La terza sensibilità
è molto presente dentro la pubblica amministrazione e lo troviamo sempre seduto
al tavolo della decisione per il singolo impianto. E’ espresso con massima
coerenza dalle Sovrintendenze ma anche dagli Assessorati all’Ambiente e da
Associazioni storiche come Italia Nostra. Si tratta di un argomento interamente
dentro l’area di senso dell’Identità, vista però in una chiave statica e
difensiva.
- Il
fotovoltaico e ancor più l’eolico altera, per la sua distribuzione
territoriale, i nostri paesaggi in modo massivo ed irreversibile.
- Contribuisce,
insieme allo sprawl edilizio ed al proliferare delle infrastrutture (anche
energetiche), a danneggiare il paesaggio tradizionale la cui fruizione e
permanenza deve essere salvaguardata e tramandata alle future generazioni.
La
quarta è venuta in primissimo piano negli ultimi tempi, polarizzando
il dibattito, ed è condivisa da ampi settori dell’establishment economico del
paese; di recente è quindi transitata con grande clamore dai circoli
specialistici, nei quali è sempre stata praticata, verso il grande pubblico.
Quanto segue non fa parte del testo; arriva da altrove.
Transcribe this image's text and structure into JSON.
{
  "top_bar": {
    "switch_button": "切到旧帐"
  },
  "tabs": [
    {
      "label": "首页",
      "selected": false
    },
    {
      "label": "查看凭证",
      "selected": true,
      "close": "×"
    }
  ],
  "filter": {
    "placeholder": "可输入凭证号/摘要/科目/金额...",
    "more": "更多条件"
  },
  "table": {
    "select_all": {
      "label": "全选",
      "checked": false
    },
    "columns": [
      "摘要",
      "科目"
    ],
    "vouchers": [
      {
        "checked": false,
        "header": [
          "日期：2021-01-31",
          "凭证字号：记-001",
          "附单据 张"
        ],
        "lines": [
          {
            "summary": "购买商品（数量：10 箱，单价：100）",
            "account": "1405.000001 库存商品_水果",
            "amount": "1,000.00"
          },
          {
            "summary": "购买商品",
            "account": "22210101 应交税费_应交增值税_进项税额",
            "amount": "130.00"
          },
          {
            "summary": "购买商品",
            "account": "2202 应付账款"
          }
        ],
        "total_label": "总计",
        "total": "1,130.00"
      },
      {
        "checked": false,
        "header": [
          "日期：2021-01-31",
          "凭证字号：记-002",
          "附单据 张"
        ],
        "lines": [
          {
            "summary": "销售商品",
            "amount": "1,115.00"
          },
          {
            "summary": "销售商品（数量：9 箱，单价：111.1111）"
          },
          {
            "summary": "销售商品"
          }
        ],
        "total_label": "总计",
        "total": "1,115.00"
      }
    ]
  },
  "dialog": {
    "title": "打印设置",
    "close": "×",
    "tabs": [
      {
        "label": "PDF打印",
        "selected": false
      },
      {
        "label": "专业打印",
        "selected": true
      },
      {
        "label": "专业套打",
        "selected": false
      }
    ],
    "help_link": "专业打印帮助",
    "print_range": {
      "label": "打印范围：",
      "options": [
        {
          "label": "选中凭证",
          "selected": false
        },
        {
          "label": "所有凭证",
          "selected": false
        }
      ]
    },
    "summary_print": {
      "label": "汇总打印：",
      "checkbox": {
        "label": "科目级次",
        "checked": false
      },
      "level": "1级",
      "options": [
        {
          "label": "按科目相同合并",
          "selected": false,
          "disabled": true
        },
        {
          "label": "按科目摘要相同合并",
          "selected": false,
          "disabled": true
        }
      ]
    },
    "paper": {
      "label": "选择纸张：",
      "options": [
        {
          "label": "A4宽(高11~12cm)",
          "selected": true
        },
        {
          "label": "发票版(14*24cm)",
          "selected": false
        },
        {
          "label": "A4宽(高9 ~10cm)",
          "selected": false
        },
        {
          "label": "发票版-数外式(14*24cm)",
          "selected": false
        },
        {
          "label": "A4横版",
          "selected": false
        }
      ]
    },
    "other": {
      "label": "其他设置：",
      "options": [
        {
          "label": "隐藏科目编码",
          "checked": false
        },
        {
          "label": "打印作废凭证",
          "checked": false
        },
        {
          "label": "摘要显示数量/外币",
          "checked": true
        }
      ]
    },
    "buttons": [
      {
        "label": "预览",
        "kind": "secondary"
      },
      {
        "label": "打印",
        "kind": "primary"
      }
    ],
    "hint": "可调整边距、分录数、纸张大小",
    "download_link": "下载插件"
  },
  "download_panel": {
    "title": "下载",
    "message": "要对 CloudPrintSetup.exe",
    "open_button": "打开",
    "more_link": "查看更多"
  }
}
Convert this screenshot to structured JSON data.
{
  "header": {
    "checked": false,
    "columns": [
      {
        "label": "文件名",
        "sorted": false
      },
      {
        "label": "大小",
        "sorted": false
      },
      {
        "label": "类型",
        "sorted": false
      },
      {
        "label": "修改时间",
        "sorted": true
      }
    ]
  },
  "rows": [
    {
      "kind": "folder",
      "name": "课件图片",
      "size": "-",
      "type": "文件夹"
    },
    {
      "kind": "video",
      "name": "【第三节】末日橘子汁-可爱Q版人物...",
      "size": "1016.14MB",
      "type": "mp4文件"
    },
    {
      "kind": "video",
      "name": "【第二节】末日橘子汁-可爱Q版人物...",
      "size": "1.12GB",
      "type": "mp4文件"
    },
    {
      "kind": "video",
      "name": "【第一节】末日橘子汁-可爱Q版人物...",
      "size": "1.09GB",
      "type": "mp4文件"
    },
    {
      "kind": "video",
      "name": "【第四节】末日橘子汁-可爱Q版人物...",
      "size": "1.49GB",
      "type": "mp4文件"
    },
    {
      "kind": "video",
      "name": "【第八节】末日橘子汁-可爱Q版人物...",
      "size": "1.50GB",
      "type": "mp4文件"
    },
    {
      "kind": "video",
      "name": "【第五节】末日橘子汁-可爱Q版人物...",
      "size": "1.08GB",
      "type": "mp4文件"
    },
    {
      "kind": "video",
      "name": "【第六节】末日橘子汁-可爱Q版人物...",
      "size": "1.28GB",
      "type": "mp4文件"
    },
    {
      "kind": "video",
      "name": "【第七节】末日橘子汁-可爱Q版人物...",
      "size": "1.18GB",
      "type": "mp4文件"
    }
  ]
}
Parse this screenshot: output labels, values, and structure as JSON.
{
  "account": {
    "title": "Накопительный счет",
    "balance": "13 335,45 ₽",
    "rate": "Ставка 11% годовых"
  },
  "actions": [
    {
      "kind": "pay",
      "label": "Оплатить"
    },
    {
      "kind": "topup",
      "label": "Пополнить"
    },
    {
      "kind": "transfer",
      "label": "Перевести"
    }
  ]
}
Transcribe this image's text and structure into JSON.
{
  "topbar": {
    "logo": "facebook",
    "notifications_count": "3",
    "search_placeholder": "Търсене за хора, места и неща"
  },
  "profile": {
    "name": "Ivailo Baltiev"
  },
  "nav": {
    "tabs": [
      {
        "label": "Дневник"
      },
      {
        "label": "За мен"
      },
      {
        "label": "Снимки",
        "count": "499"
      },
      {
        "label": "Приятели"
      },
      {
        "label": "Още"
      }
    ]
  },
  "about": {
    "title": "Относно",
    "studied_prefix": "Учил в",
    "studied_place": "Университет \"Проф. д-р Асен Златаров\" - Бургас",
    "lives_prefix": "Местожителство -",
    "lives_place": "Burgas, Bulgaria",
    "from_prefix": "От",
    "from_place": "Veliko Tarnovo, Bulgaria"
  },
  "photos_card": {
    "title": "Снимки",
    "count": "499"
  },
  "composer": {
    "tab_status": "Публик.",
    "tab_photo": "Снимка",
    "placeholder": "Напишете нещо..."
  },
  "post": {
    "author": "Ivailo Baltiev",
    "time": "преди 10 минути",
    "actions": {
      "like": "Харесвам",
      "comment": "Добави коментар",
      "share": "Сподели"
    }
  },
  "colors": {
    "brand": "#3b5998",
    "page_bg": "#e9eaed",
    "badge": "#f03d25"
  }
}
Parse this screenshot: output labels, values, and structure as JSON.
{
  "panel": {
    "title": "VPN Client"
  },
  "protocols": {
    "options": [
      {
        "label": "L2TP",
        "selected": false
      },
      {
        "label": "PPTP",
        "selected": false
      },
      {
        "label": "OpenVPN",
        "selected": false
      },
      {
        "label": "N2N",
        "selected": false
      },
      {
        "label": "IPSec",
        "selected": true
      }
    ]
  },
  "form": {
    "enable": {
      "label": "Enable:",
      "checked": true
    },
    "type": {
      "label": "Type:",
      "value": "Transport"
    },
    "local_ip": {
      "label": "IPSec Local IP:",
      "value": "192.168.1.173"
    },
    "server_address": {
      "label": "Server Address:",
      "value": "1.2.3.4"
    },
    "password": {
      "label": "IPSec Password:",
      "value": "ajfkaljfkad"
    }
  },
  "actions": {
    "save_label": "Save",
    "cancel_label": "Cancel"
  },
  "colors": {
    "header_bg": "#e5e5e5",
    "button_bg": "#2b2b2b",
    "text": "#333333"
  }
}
Si
tratta di una obiezione di tipo sottrattivo (ed in parte di inutilità).
- Il
costo della incentivazione delle FER (soprattutto ora che siamo quasi al 40
% sull’energia prodotta e il fotovoltaico è dalle parti dei 18.000 MW
incentivati) comincia a diventare insostenibile.
- Occorre,
quindi, contenerne il costo (il modo più semplice è non farne).
Il
punto è che questo intreccio di argomenti ed attori
sociali (non privo di una sua legittima forza) riesce a determinare un input
decisionale totalmente paralizzante sull’intero movimento di decarbonizzazione
e transizione energetica, colpendone con forza esemplare la forza più avanzata,
proprio perché incrocia, ad un certo punto, non tanto gli interessi (che erano
sempre presenti, anche se solo da qualche anno vedono essere questione di vita-e-morte
e dunque passano “dall’atteggiamento cavallo bianco” a quello “word”, come scriveva
Scheer) quanto una volontà politica
chiara e affilata.
Incrocia, cioè, la volontà di un
imprenditore politico intelligente e determinato come Matteo Renzi, capace di
trovare una via di successo nello schema del “populismo decisionista” che
appare come l’unico profilo idealtipico di successo della contemporaneità. Un
decisionismo che è sempre in cerca di nuove vittime sulle quali lasciar sfogare
quelle pulsioni profonde senza ascoltare le quali si può solo venire travolti.
Ma che come una tigre una volta cavalcate non consentono di scendere.
Il Presidente del Consiglio sembra
contemporaneamente un Marat ed
un Napoleone. Peccato le rinnovabili sembrino il candidato a essere Danton.